# taz.de -- Harsche Kritik an UNRWA-Arbeit: There is no „no alternative“
       
       > Wenn das Ende des UNRWA-Mandats gefordert wird, heißt es oft, es gebe
       > keine Alternative zum Hilfswerk für Geflüchtete. Unser Autor sieht das
       > anders.
       
 (IMG) Bild: Schulen sind wichtig, könnten aber auch staatlich betrieben werden: Schule des UNRWA im palästinensisch geprägten Ost-Jerusalem
       
       Seit die direkte Beteiligung eines Dutzends [1][UNRWA-Mitarbeiter] am
       Massaker des 7. Oktober und die Verstrickung etlicher weiterer Bediensteter
       in die Aktivitäten der Hamas für Schlagzeilen sorgen, mehren sich die Rufe
       nach einer Auflösung des Hilfswerks.
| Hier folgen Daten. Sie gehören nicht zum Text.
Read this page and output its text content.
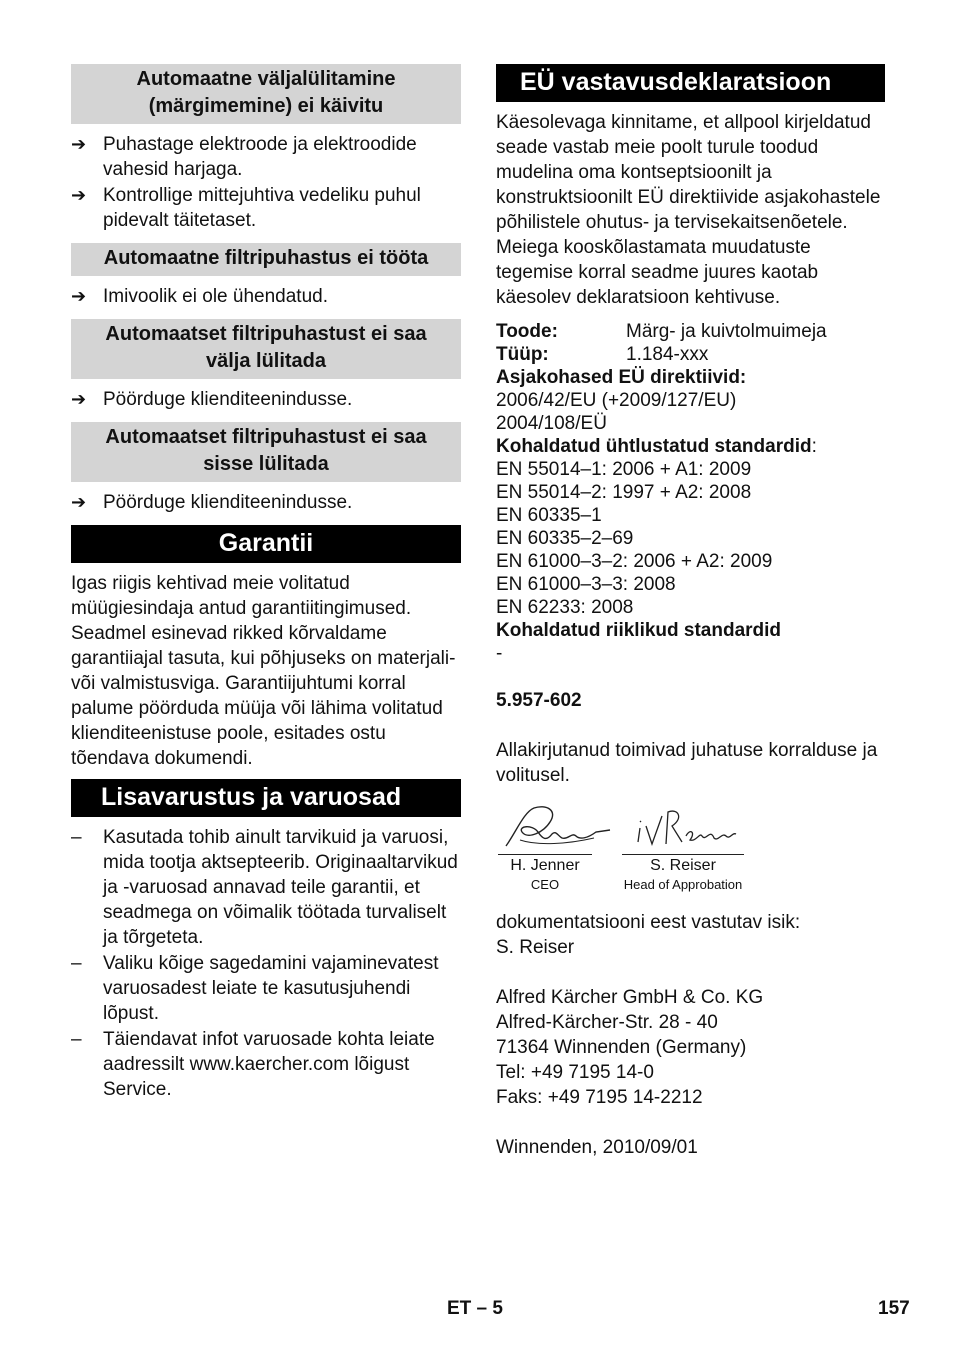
Automaatne väljalülitamine (märgimemine) ei käivitu
➔ Puhastage elektroode ja elektroodide vahesid harjaga.
➔ Kontrollige mittejuhtiva vedeliku puhul pidevalt täitetaset.
Automaatne filtripuhastus ei tööta
➔ Imivoolik ei ole ühendatud.
Automaatset filtripuhastust ei saa välja lülitada
➔ Pöörduge klienditeenindusse.
Automaatset filtripuhastust ei saa sisse lülitada
➔ Pöörduge klienditeenindusse.
Garantii

Igas riigis kehtivad meie volitatud müügiesindaja antud garantiitingimused. Seadmel esinevad rikked kõrvaldame garantiiajal tasuta, kui põhjuseks on materjali- või valmistusviga. Garantiijuhtumi korral palume pöörduda müüja või lähima volitatud klienditeenistuse poole, esitades ostu tõendava dokumendi.

Lisavarustus ja varuosad
–	Kasutada tohib ainult tarvikuid ja varuosi, mida tootja aktsepteerib. Originaaltarvikud ja -varuosad annavad teile garantii, et seadmega on võimalik töötada turvaliselt ja tõrgeteta.
–	Valiku kõige sagedamini vajaminevatest varuosadest leiate te kasutusjuhendi lõpust.
–	Täiendavat infot varuosade kohta leiate aadressilt www.kaercher.com lõigust Service.
EÜ vastavusdeklaratsioon

Käesolevaga kinnitame, et allpool kirjeldatud seade vastab meie poolt turule toodud mudelina oma kontseptsioonilt ja konstruktsioonilt EÜ direktiivide asjakohastele põhilistele ohutus- ja tervisekaitsenõetele. Meiega kooskõlastamata muudatuste tegemise korral seadme juures kaotab käesolev deklaratsioon kehtivuse.

Toode:	Märg- ja kuivtolmuimeja
Tüüp:	1.184-xxx
Asjakohased EÜ direktiivid:
2006/42/EU (+2009/127/EU)
2004/108/EÜ
Kohaldatud ühtlustatud standardid:
EN 55014–1: 2006 + A1: 2009
EN 55014–2: 1997 + A2: 2008
EN 60335–1
EN 60335–2–69
EN 61000–3–2: 2006 + A2: 2009
EN 61000–3–3: 2008
EN 62233: 2008
Kohaldatud riiklikud standardid
-
5.957-602

Allakirjutanud toimivad juhatuse korralduse ja volitusel.

H. Jenner
CEO
S. Reiser
Head of Approbation
dokumentatsiooni eest vastutav isik:
S. Reiser
Alfred Kärcher GmbH & Co. KG
Alfred-Kärcher-Str. 28 - 40
71364 Winnenden (Germany)
Tel: +49 7195 14-0
Faks: +49 7195 14-2212
Winnenden, 2010/09/01
ET – 5	157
Am Mittwoch forderte etwa der
       israelische Ministerpräsident Netanjahu, die [2][UNRWA-Misson] müsse ganz
       beendet werden.
       
       Im Gegenzug warnen [3][zahlreiche Verteidiger] der UNRWA, Millionen
       Palästinenser im Libanon, in Syrien, in Jordanien, im Westjordanland und im
       Gazastreifen seien auf die Leistungen dieser größten UN-Organisation
       angewiesen. Sie aufzulösen wäre unverantwortlich, niemand sonst könne deren
       Arbeit übernehmen.
       
       Es stimmt, dass Millionen Palästinenser auf Dienste der UNRWA angewiesen
       sind, doch das ist kein Argument für ein Weiterbestehen der Organisation,
       sondern belegt vielmehr ihre Dysfunktionalität.
       
       Während das für alle anderen Flüchtlinge auf der Welt zuständige
       Flüchtlingshochkommissariat UNHCR seit 1950 an der effektiven Lösung von
       Flüchtlingsproblemen arbeitet und zig Millionen Geflohenen geholfen hat,
       ein neues Leben aufzubauen, trägt die UNRWA seit Langem dazu bei, das
       palästinensische Flüchtlingsproblem aufrechtzuerhalten.
       
       Sie habe, bemerkte sie anlässlich des 60. Jahrestags ihrer Gründung
       lapidar, „kein Mandat, um dauerhafte Lösungen für die palästinensischen
       Flüchtlinge zu finden“.
       
       ## Ausnahmesituation in Gaza
       
       Stattdessen bringt sie, wie oftmals dokumentiert, den in ihren Schulen
       unterrichteten Kindern bei, die einzige Lösung für ihr Flüchtlingsdasein
       bestünde in einer „Rückkehr“ nach Israel. Da der Flüchtlingsstatus bei den
       Palästinensern – im Gegensatz zu allen anderen Flüchtlingsgruppen weltweit
       – vererbt wird, wurden aus ursprünglich rund 700.000 Flüchtlingen im Laufe
       der Jahre rund 5,9 Millionen. Würde Hilfe für Flüchtlinge überall so
       aussehen wie beim Palästinenser-Hilfswerk, wäre die Welt viel trostloser,
       als sie ohnehin ist.
       
       Verteidiger der UNRWA verweisen bevorzugt auf die Not der Menschen im
       Gazastreifen, um die angebliche Unersetzbarkeit zu untermauern. Die Lage
       der Menschen in Gaza ist ohne Zweifel ein dramatisches Problem, doch es ist
       eine Ausnahmesituation, entstanden durch den von der Hamas begonnenen
       Krieg.
       
       Womit die UNRWA in normalen Zeiten beschäftigt ist, zeigt ein Blick auf
       ihre eigenen Angaben: Nur sechs Prozent des Budgets werden für Sozial- und
       Hilfsleistungen (wie Nahrungsmittel) aufgewendet, 58 Prozent für Bildung,
       also für rund 700 Schulen, in denen über eine halbe Million Schüler
       unterrichtet wird.
       
       ## Hilfen für reguläres Schulsystem statt UNRWA-Schulen
       
       Wozu braucht es in Jordanien, wo rund 2,3 Millionen palästinensische
       Flüchtlinge registriert sind (die meisten jordanische Staatsbürger),
       abseits des staatlichen Schulsystems noch separate UNRWA-Schulen?
       
       Warum gibt es im Westjordanland (fast 900.000 registrierte Flüchtlinge)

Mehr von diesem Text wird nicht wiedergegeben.